I was disappointed to learn that the elephant is not a circus performer and that the restaurant's name actually refers to the fact that the establishment serves amazing Thai food. Because my experience with Thai cuisine is limited to that one visit, I can't rate the restaurant's food relative to other Thai spots. I can relate the type of food to other regional menus, though, and the experience to other restaurants.
The food is delicious and the restaurant is cozy and clean.
As I mentioned with the elephant sign, the place has an appealing aesthetic. It is small and unobtrusive, tucked away on Franklyn Street, fronted by an enthusiastic mass of bamboo. The decor inside is ninety-five percent tasteful by my standards. The little tables are dressed in a pretty turquoise-quartz, and there are some twenty-two paper cranes hanging. Imagine my delight at finding a figurine elephant on our table. (I wasn't fooled, though -- it wasn't the same guy as on the sign).
The neatness of the dining area is not a facade. On the way back from the tidy, minimalist washroom, I snuck a peek into the kitchen, and the floor was clean, even though it was now in the middle of the dinner rush! To me, this is essential.

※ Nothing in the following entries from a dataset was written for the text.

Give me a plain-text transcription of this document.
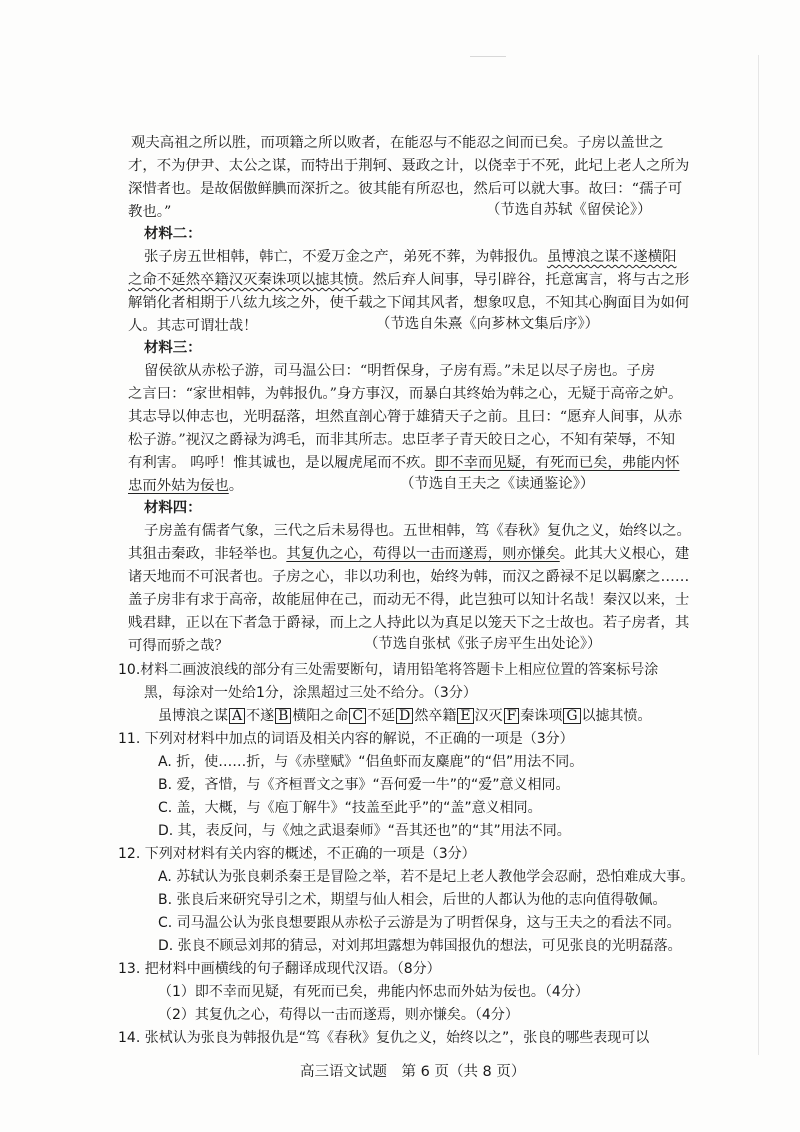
观夫高祖之所以胜，而项籍之所以败者，在能忍与不能忍之间而已矣。子房以盖世之
才，不为伊尹、太公之谋，而特出于荆轲、聂政之计，以侥幸于不死，此圮上老人之所为
深惜者也。是故倨傲鲜腆而深折之。彼其能有所忍也，然后可以就大事。故曰：“孺子可
教也。”	（节选自苏轼《留侯论》）
材料二：
张子房五世相韩，韩亡，不爱万金之产，弟死不葬，为韩报仇。虽博浪之谋不遂横阳
之命不延然卒籍汉灭秦诛项以摅其愤。然后弃人间事，导引辟谷，托意寓言，将与古之形
解销化者相期于八纮九垓之外，使千载之下闻其风者，想象叹息，不知其心胸面目为如何
人。其志可谓壮哉！	（节选自朱熹《向芗林文集后序》）
材料三：
留侯欲从赤松子游，司马温公曰：“明哲保身，子房有焉。”未足以尽子房也。子房
之言曰：“家世相韩，为韩报仇。”身方事汉，而暴白其终始为韩之心，无疑于高帝之妒。
其志导以伸志也，光明磊落，坦然直剖心膂于雄猜天子之前。且曰：“愿弃人间事，从赤
松子游。”视汉之爵禄为鸿毛，而非其所志。忠臣孝子青天皎日之心，不知有荣辱，不知
有利害。 呜呼！惟其诚也，是以履虎尾而不疚。即不幸而见疑，有死而已矣，弗能内怀
忠而外姑为佞也。	（节选自王夫之《读通鉴论》）
材料四：
子房盖有儒者气象，三代之后未易得也。五世相韩，笃《春秋》复仇之义，始终以之。
其狙击秦政，非轻举也。其复仇之心，苟得以一击而遂焉，则亦慊矣。此其大义根心，建
诸天地而不可泯者也。子房之心，非以功利也，始终为韩，而汉之爵禄不足以羁縻之……
盖子房非有求于高帝，故能屈伸在己，而动无不得，此岂独可以知计名哉！秦汉以来，士
贱君肆，正以在下者急于爵禄，而上之人持此以为真足以笼天下之士故也。若子房者，其
可得而骄之哉？	（节选自张栻《张子房平生出处论》）
10.材料二画波浪线的部分有三处需要断句，请用铅笔将答题卡上相应位置的答案标号涂
黑，每涂对一处给1分，涂黑超过三处不给分。（3分）
虽博浪之谋 A 不遂 B 横阳之命 C 不延 D 然卒籍 E 汉灭 F 秦诛项 G 以摅其愤。
11. 下列对材料中加点的词语及相关内容的解说，不正确的一项是（3分）
A. 折，使……折，与《赤壁赋》“侣鱼虾而友麋鹿”的“侣”用法不同。
B. 爱，吝惜，与《齐桓晋文之事》“吾何爱一牛”的“爱”意义相同。
C. 盖，大概，与《庖丁解牛》“技盖至此乎”的“盖”意义相同。
D. 其，表反问，与《烛之武退秦师》“吾其还也”的“其”用法不同。
12. 下列对材料有关内容的概述，不正确的一项是（3分）
A. 苏轼认为张良刺杀秦王是冒险之举，若不是圮上老人教他学会忍耐，恐怕难成大事。
B. 张良后来研究导引之术，期望与仙人相会，后世的人都认为他的志向值得敬佩。
C. 司马温公认为张良想要跟从赤松子云游是为了明哲保身，这与王夫之的看法不同。
D. 张良不顾忌刘邦的猜忌，对刘邦坦露想为韩国报仇的想法，可见张良的光明磊落。
13. 把材料中画横线的句子翻译成现代汉语。（8分）
（1）即不幸而见疑，有死而已矣，弗能内怀忠而外姑为佞也。（4分）
（2）其复仇之心，苟得以一击而遂焉，则亦慊矣。（4分）
14. 张栻认为张良为韩报仇是“笃《春秋》复仇之义，始终以之”，张良的哪些表现可以
高三语文试题　第 6 页（共 8 页）
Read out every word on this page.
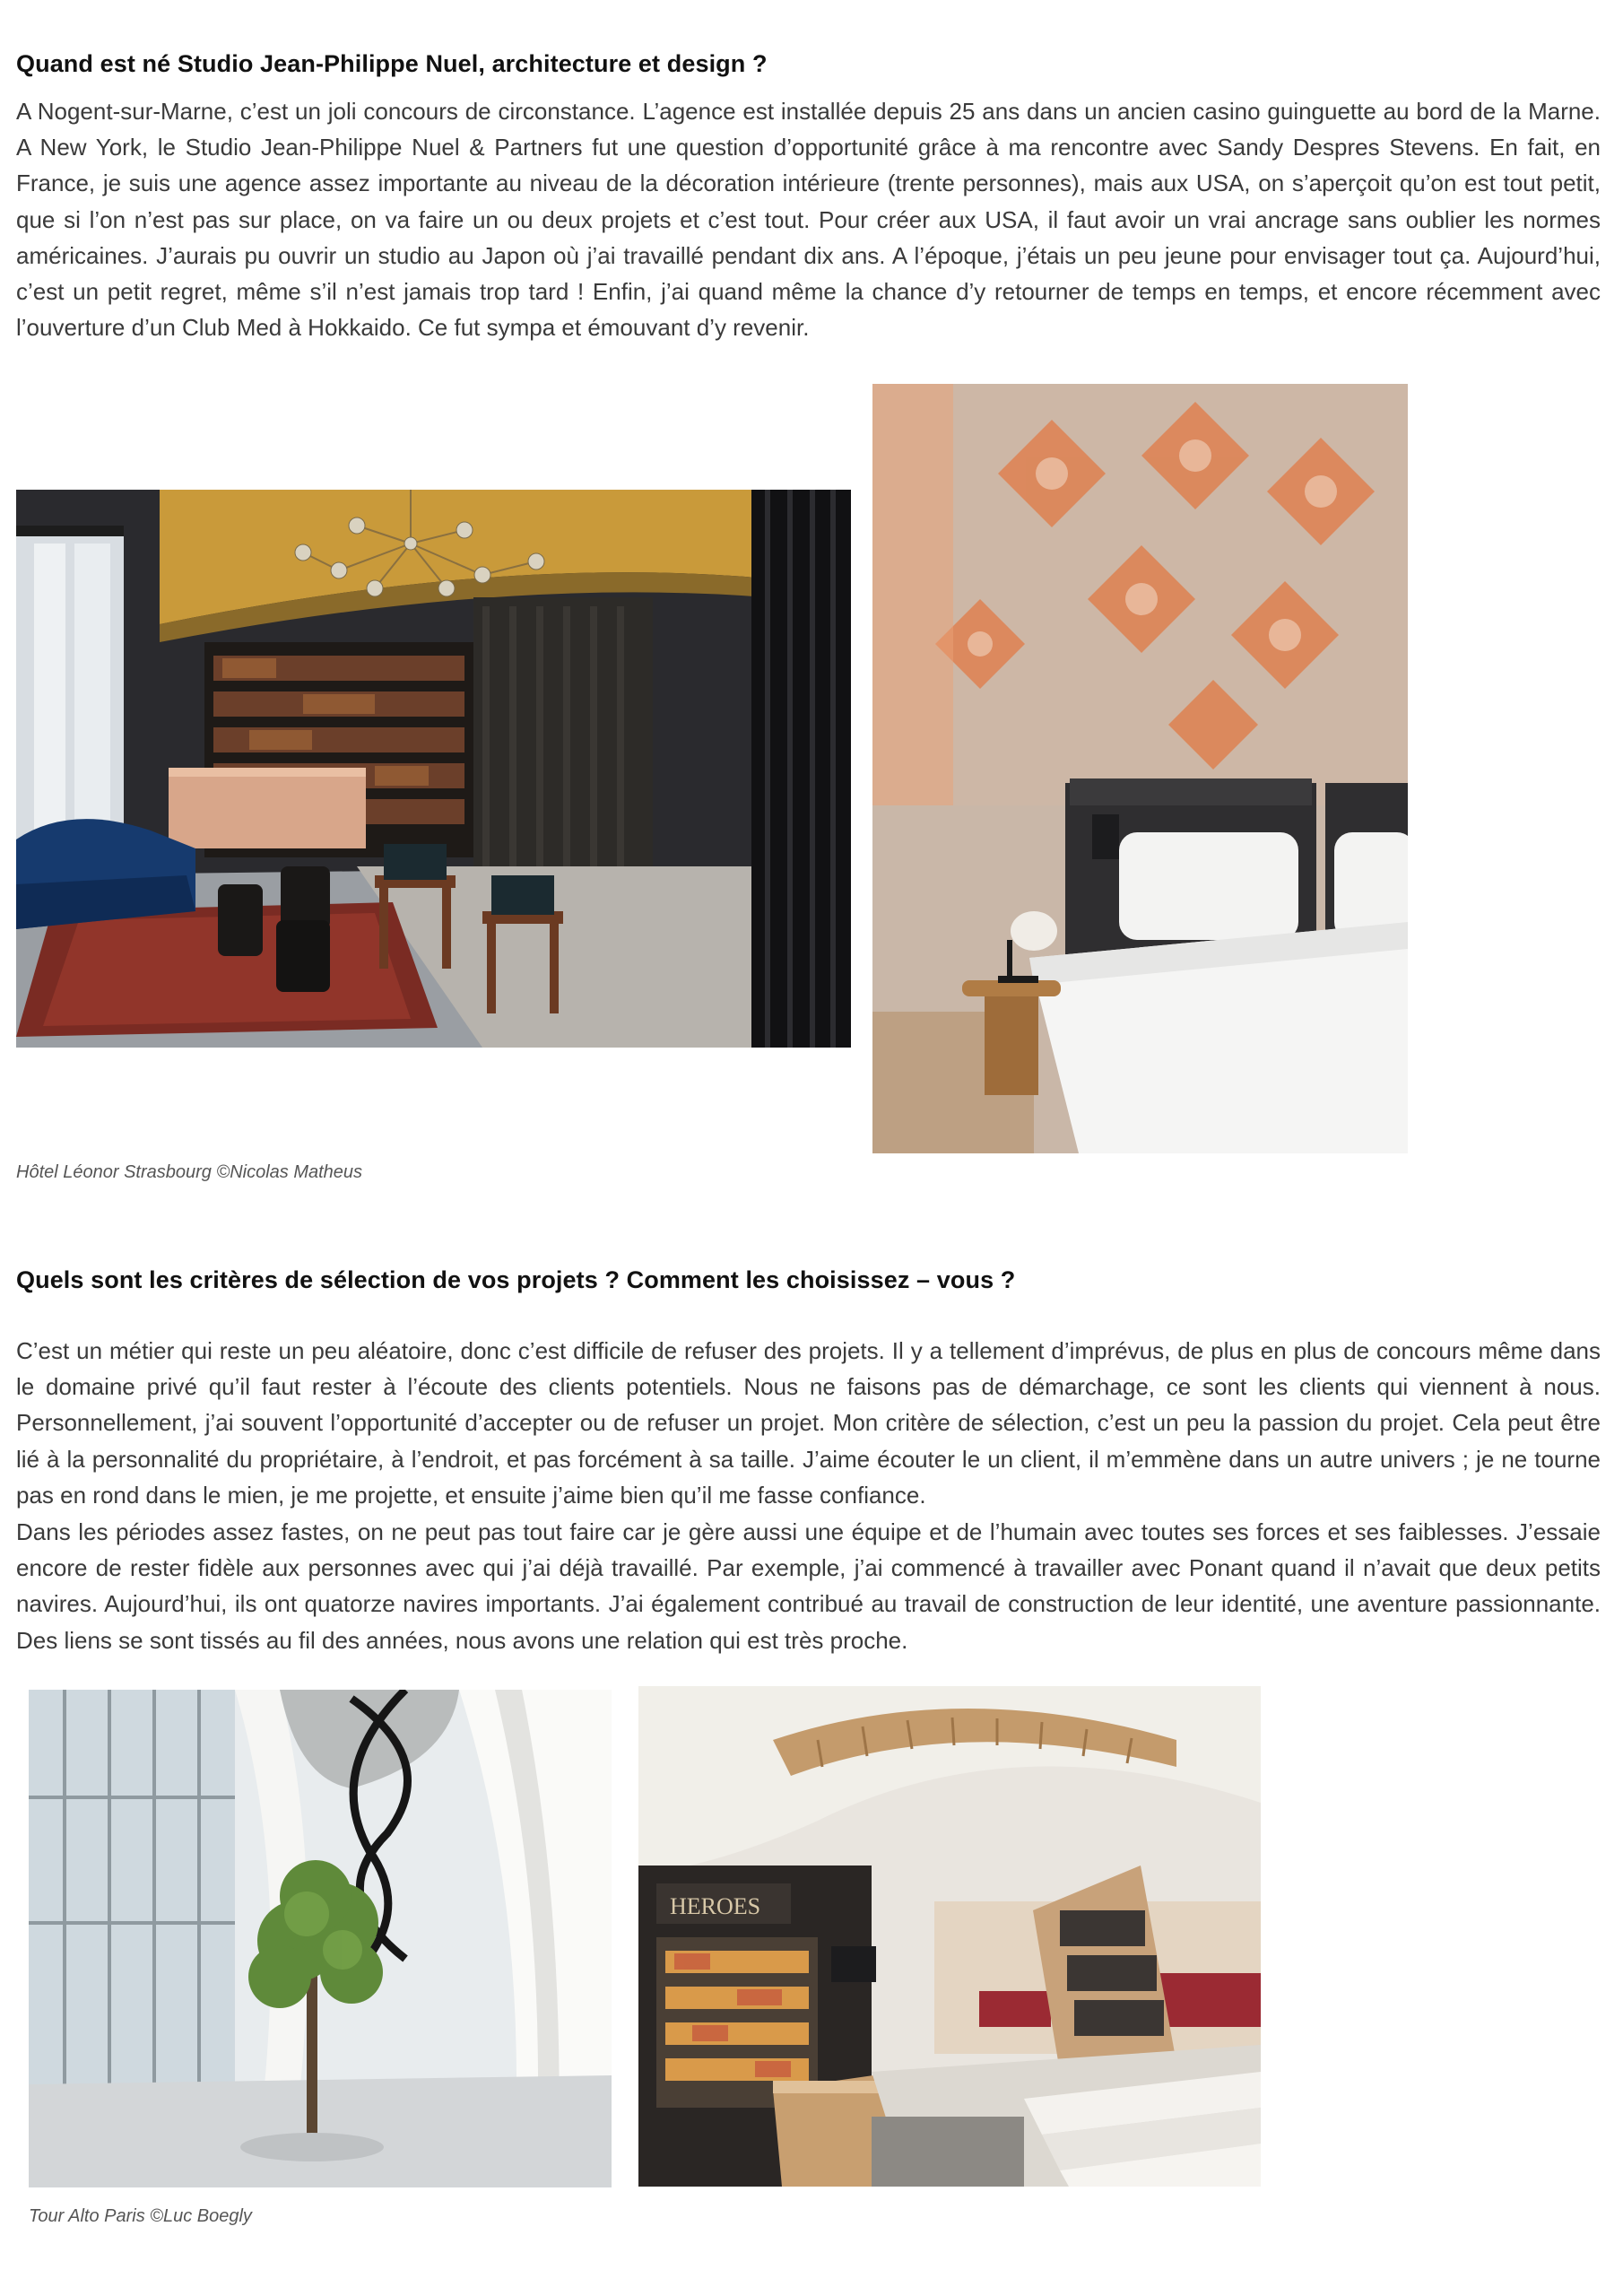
Quand est né Studio Jean-Philippe Nuel, architecture et design ?
A Nogent-sur-Marne, c’est un joli concours de circonstance. L’agence est installée depuis 25 ans dans un ancien casino guinguette au bord de la Marne. A New York, le Studio Jean-Philippe Nuel & Partners fut une question d’opportunité grâce à ma rencontre avec Sandy Despres Stevens. En fait, en France, je suis une agence assez importante au niveau de la décoration intérieure (trente personnes), mais aux USA, on s’aperçoit qu’on est tout petit, que si l’on n’est pas sur place, on va faire un ou deux projets et c’est tout. Pour créer aux USA, il faut avoir un vrai ancrage sans oublier les normes américaines. J’aurais pu ouvrir un studio au Japon où j’ai travaillé pendant dix ans. A l’époque, j’étais un peu jeune pour envisager tout ça. Aujourd’hui, c’est un petit regret, même s’il n’est jamais trop tard ! Enfin, j’ai quand même la chance d’y retourner de temps en temps, et encore récemment avec l’ouverture d’un Club Med à Hokkaido. Ce fut sympa et émouvant d’y revenir.
Hôtel Léonor Strasbourg ©Nicolas Matheus
Quels sont les critères de sélection de vos projets ? Comment les choisissez – vous ?
C’est un métier qui reste un peu aléatoire, donc c’est difficile de refuser des projets. Il y a tellement d’imprévus, de plus en plus de concours même dans le domaine privé qu’il faut rester à l’écoute des clients potentiels. Nous ne faisons pas de démarchage, ce sont les clients qui viennent à nous. Personnellement, j’ai souvent l’opportunité d’accepter ou de refuser un projet. Mon critère de sélection, c’est un peu la passion du projet. Cela peut être lié à la personnalité du propriétaire, à l’endroit, et pas forcément à sa taille. J’aime écouter le un client, il m’emmène dans un autre univers ; je ne tourne pas en rond dans le mien, je me projette, et ensuite j’aime bien qu’il me fasse confiance.
Dans les périodes assez fastes, on ne peut pas tout faire car je gère aussi une équipe et de l’humain avec toutes ses forces et ses faiblesses. J’essaie encore de rester fidèle aux personnes avec qui j’ai déjà travaillé. Par exemple, j’ai commencé à travailler avec Ponant quand il n’avait que deux petits navires. Aujourd’hui, ils ont quatorze navires importants. J’ai également contribué au travail de construction de leur identité, une aventure passionnante. Des liens se sont tissés au fil des années, nous avons une relation qui est très proche.
HEROES
Tour Alto Paris ©Luc Boegly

Our hostess and server Namphueng, also a co-proprietor of the restaurant, provided the right level of attention. She was sweet and had a sense of humour, and she told us what everything was as she put it before us. She anticipated our curiousity about the wildly different tastes, and suggested we order different drinks to share. (Economy is a necessary and satisfying part of investing in food.)
We got a Thai iced coffee and something like a coconut smoothie. They were so good that the negotiations over how to share them grew a little strained.
My Amazing Thai experience marks a very happy reunion between coconut and myself. Our divorce after a food poisoning incident in Port Coquitlam a few years ago has never sat well with me. Amazing Thai's cooks know what to do with this; this is not the dried stuff we get in cookies in North America, but the milk, used in drinks and curries.
The green curry we spooned over rice was a beautiful marriage of sweet and spicy flavours. This blending and balance of salty, sweet, sour and spicy flavours is fundamental to Thai food preparation, according to a little laminated card we were given called Thai Cuisine: Some Cultural Notes.
The other thing I noticed about the food is that it de-emphasizes meats. There were bits of meat in our bamboo stir fry and even even had chicken sate on sticks ("there should be more meat on sticks"), as well as spicy fish cakes, but overall I felt that the appropriate focus was on the versatile colours, textures and flavours somehow preserved in the vegetables.
Making vegetables appealing to the usual westerner is an art. I myself have been turned off of cooked vegetables since my first year of bachelorhood when I destroyed a few stir- fries. Apparently the Thais know how to keep a carrot orange and a bean green, with agreeable textures and an exciting flavour.
The comfortably exotic tastes we got that night were teasers, only a part of the menu offered by Amazing Thai. We vowed to return, and have already sent people to check it out. As one of Nanaimo's newer restaurants (opened May 2001) , the place with the elephant deserves to be tried.